Urban greenway plan could bring to surface the hidden river that gave Belfast its name
Published 14/08/2013 | 01:30
The only remaining stretch of the River Farset, that still flows above ground, was once a thriving tributary of the Lagan and the early quaysides that fuelled the rise of the city were placed along its banks.
But these days the river that gave Belfast its name flows hidden away in tunnels beneath High Street.
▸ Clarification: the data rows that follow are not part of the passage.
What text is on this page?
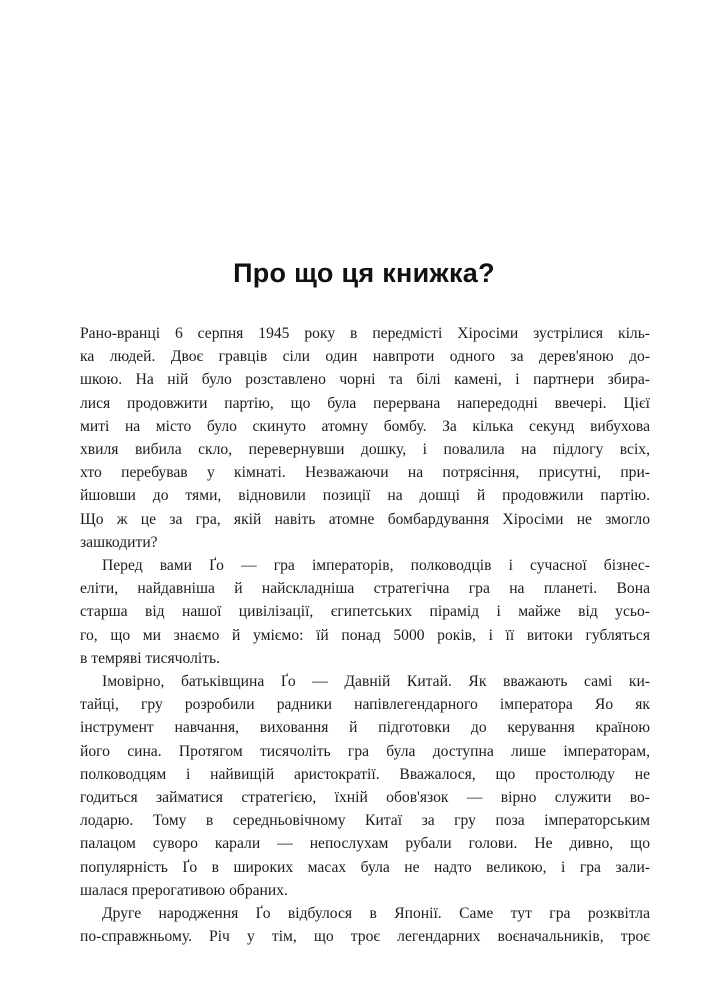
Про що ця книжка?

Рано-вранці 6 серпня 1945 року в передмісті Хіросіми зустрілися кіль-
ка людей. Двоє гравців сіли один навпроти одного за дерев'яною до-
шкою. На ній було розставлено чорні та білі камені, і партнери збира-
лися продовжити партію, що була перервана напередодні ввечері. Цієї
миті на місто було скинуто атомну бомбу. За кілька секунд вибухова
хвиля вибила скло, перевернувши дошку, і повалила на підлогу всіх,
хто перебував у кімнаті. Незважаючи на потрясіння, присутні, при-
йшовши до тями, відновили позиції на дошці й продовжили партію.
Що ж це за гра, якій навіть атомне бомбардування Хіросіми не змогло
зашкодити?

Перед вами Ґо — гра імператорів, полководців і сучасної бізнес-
еліти, найдавніша й найскладніша стратегічна гра на планеті. Вона
старша від нашої цивілізації, єгипетських пірамід і майже від усьо-
го, що ми знаємо й уміємо: їй понад 5000 років, і її витоки губляться
в темряві тисячоліть.

Імовірно, батьківщина Ґо — Давній Китай. Як вважають самі ки-
тайці, гру розробили радники напівлегендарного імператора Яо як
інструмент навчання, виховання й підготовки до керування країною
його сина. Протягом тисячоліть гра була доступна лише імператорам,
полководцям і найвищій аристократії. Вважалося, що простолюду не
годиться займатися стратегією, їхній обов'язок — вірно служити во-
лодарю. Тому в середньовічному Китаї за гру поза імператорським
палацом суворо карали — непослухам рубали голови. Не дивно, що
популярність Ґо в широких масах була не надто великою, і гра зали-
шалася прерогативою обраних.

Друге народження Ґо відбулося в Японії. Саме тут гра розквітла
по-справжньому. Річ у тім, що троє легендарних воєначальників, троє
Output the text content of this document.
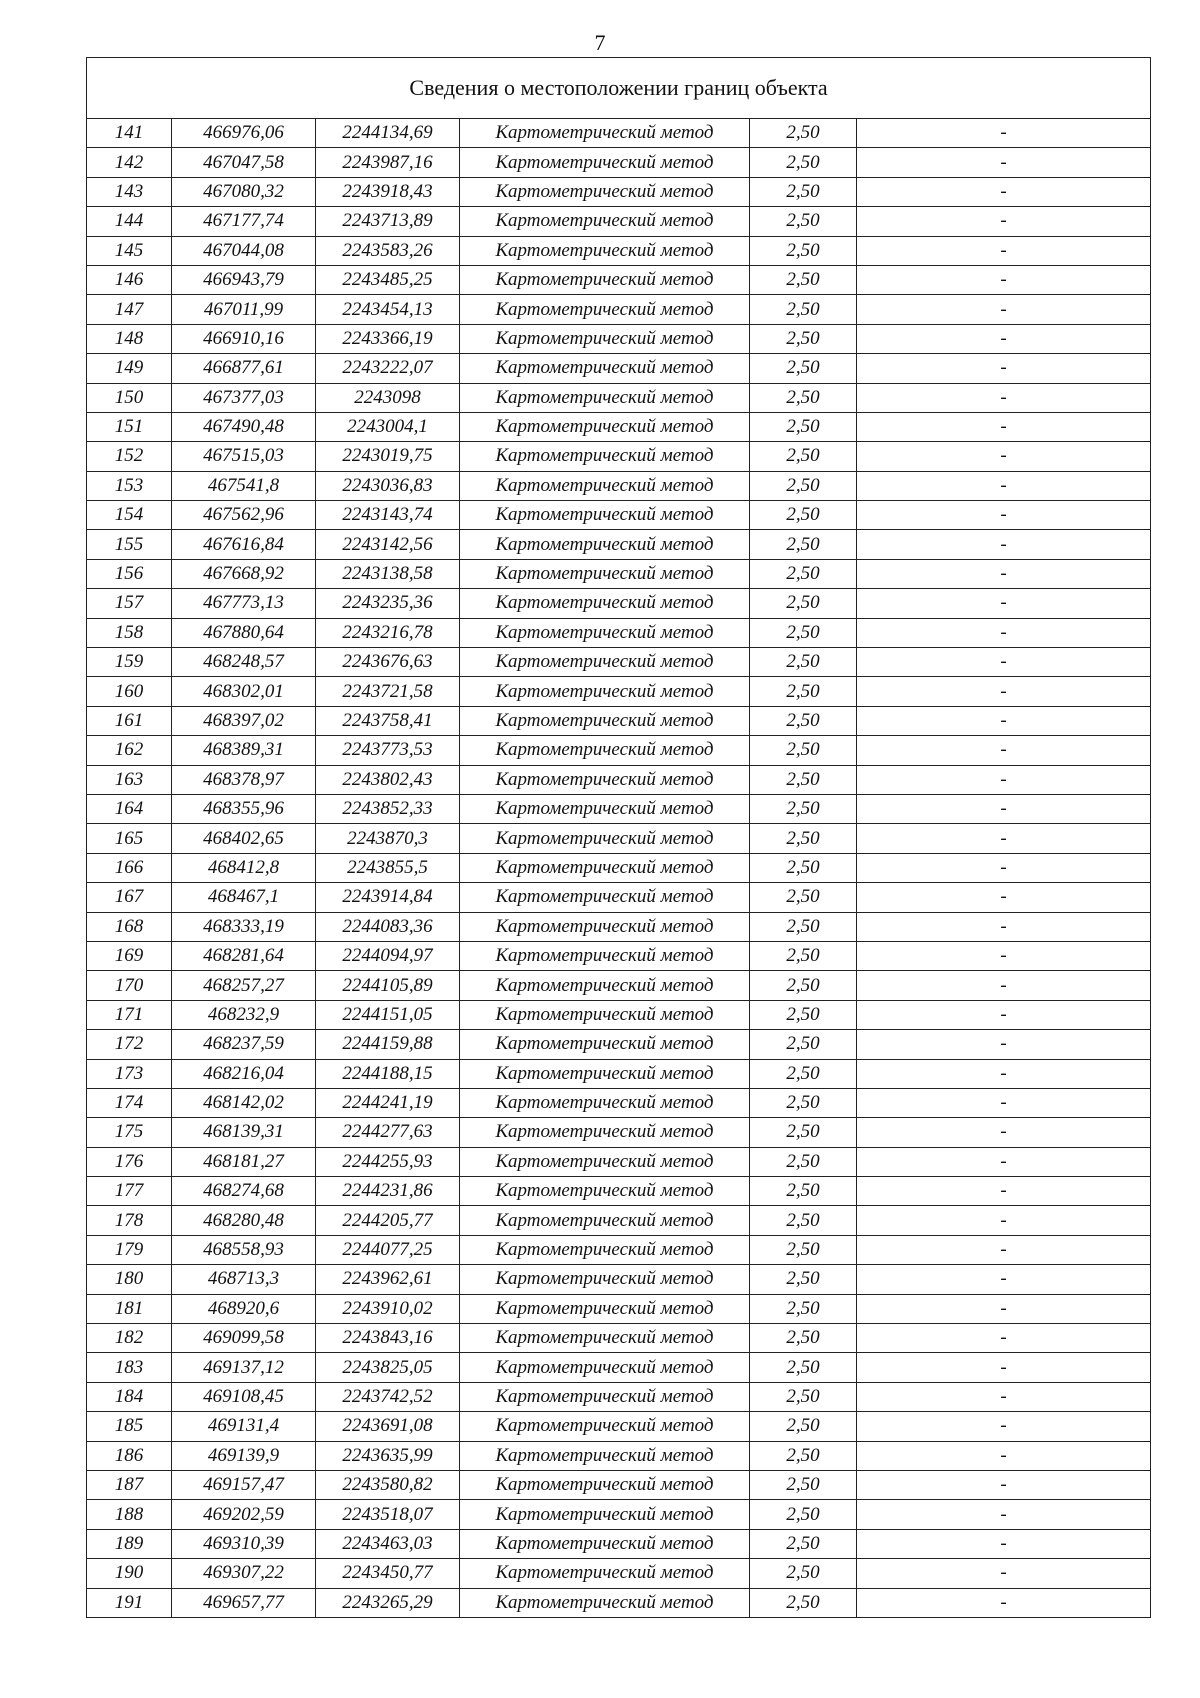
7
Сведения о местоположении границ объекта					
141	466976,06	2244134,69	Картометрический метод	2,50	-
142	467047,58	2243987,16	Картометрический метод	2,50	-
143	467080,32	2243918,43	Картометрический метод	2,50	-
144	467177,74	2243713,89	Картометрический метод	2,50	-
145	467044,08	2243583,26	Картометрический метод	2,50	-
146	466943,79	2243485,25	Картометрический метод	2,50	-
147	467011,99	2243454,13	Картометрический метод	2,50	-
148	466910,16	2243366,19	Картометрический метод	2,50	-
149	466877,61	2243222,07	Картометрический метод	2,50	-
150	467377,03	2243098	Картометрический метод	2,50	-
151	467490,48	2243004,1	Картометрический метод	2,50	-
152	467515,03	2243019,75	Картометрический метод	2,50	-
153	467541,8	2243036,83	Картометрический метод	2,50	-
154	467562,96	2243143,74	Картометрический метод	2,50	-
155	467616,84	2243142,56	Картометрический метод	2,50	-
156	467668,92	2243138,58	Картометрический метод	2,50	-
157	467773,13	2243235,36	Картометрический метод	2,50	-
158	467880,64	2243216,78	Картометрический метод	2,50	-
159	468248,57	2243676,63	Картометрический метод	2,50	-
160	468302,01	2243721,58	Картометрический метод	2,50	-
161	468397,02	2243758,41	Картометрический метод	2,50	-
162	468389,31	2243773,53	Картометрический метод	2,50	-
163	468378,97	2243802,43	Картометрический метод	2,50	-
164	468355,96	2243852,33	Картометрический метод	2,50	-
165	468402,65	2243870,3	Картометрический метод	2,50	-
166	468412,8	2243855,5	Картометрический метод	2,50	-
167	468467,1	2243914,84	Картометрический метод	2,50	-
168	468333,19	2244083,36	Картометрический метод	2,50	-
169	468281,64	2244094,97	Картометрический метод	2,50	-
170	468257,27	2244105,89	Картометрический метод	2,50	-
171	468232,9	2244151,05	Картометрический метод	2,50	-
172	468237,59	2244159,88	Картометрический метод	2,50	-
173	468216,04	2244188,15	Картометрический метод	2,50	-
174	468142,02	2244241,19	Картометрический метод	2,50	-
175	468139,31	2244277,63	Картометрический метод	2,50	-
176	468181,27	2244255,93	Картометрический метод	2,50	-
177	468274,68	2244231,86	Картометрический метод	2,50	-
178	468280,48	2244205,77	Картометрический метод	2,50	-
179	468558,93	2244077,25	Картометрический метод	2,50	-
180	468713,3	2243962,61	Картометрический метод	2,50	-
181	468920,6	2243910,02	Картометрический метод	2,50	-
182	469099,58	2243843,16	Картометрический метод	2,50	-
183	469137,12	2243825,05	Картометрический метод	2,50	-
184	469108,45	2243742,52	Картометрический метод	2,50	-
185	469131,4	2243691,08	Картометрический метод	2,50	-
186	469139,9	2243635,99	Картометрический метод	2,50	-
187	469157,47	2243580,82	Картометрический метод	2,50	-
188	469202,59	2243518,07	Картометрический метод	2,50	-
189	469310,39	2243463,03	Картометрический метод	2,50	-
190	469307,22	2243450,77	Картометрический метод	2,50	-
191	469657,77	2243265,29	Картометрический метод	2,50	-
This 200m stretch close to Lanark Way is the only place where it emerges into the open air.
This forgotten waterway looks more like a neglected open drain than a river and flows alongside the old graveyard now known as Shankill Rest Garden.
But ambitious plans to create a greenway – a walking and cycling route – linking the bottom end of the Shankill Road to the Belfast Hills would see that neglected stretch opened up and transformed into a public space.
This week, Greater Shankill Partnership was at Belfast City Hall to present its plans to create the greenway which would travel from the hills down to the newly-opened Woodvale Park and into the more urban areas.
Part of that would involve efforts to revive the status of an historic stretch of river by adding a direct connection between the Rest Garden's footpaths and the waterway.
The plan also proposes creating a cultural art-piece called The Path Of Reflection, including a circular walkway following the course of the Farset along its western edge, crossing the river and meandering back along its opposite bank before reconnecting with the rest garden.
The graveyard is one of the most historic places in the Shankill area and many believe St Patrick set up the first church on the west bank of the river around 455AD, with burial grounds added later.
Indeed, prior to that the graveyard was a clearing that was thought to be linked to the Druids and their worship.
Greater Shankill Partnership chief executive Jackie Redpath said the plans for the greenway are divided into 27 incremental stepping stones that are the responsibility of various agencies as the money becomes available – and it could take a generation before the entire route is completed.
"When it's complete you will be able to go from the city centre, from the bottom of the Shankill, to the top of Divis and Black Mountains, and it would also be connected to the Ulster Way," he said.
The project is in the very early stages although there is action on some sections, such as the part of the route that passes through Woodvale Park.
Other fascinating elements include long-term plans with Farset International Hostel to transform Springfield Dam into a boating lake.
The plan is also expected to help deliver much-needed regeneration and new job opportunities for the greater Shankill area.
Belfast was founded at a sandy ford across the River Farset, which provides the origin of the city's name – Beil Feirste, the mouth of the Farset.
This comes from an Irish word meaning 'sandbar'.
Its banks became the first quaysides of the developing merchant city and the river flowed beside docks on High Street in the 19th century.
In the late 18th century it was one of many Belfast rivers which provided the power for industrialisation by powering factories and supplying water for bleach greens.
One of the last sections, close to Princess Street, was covered up in 1804.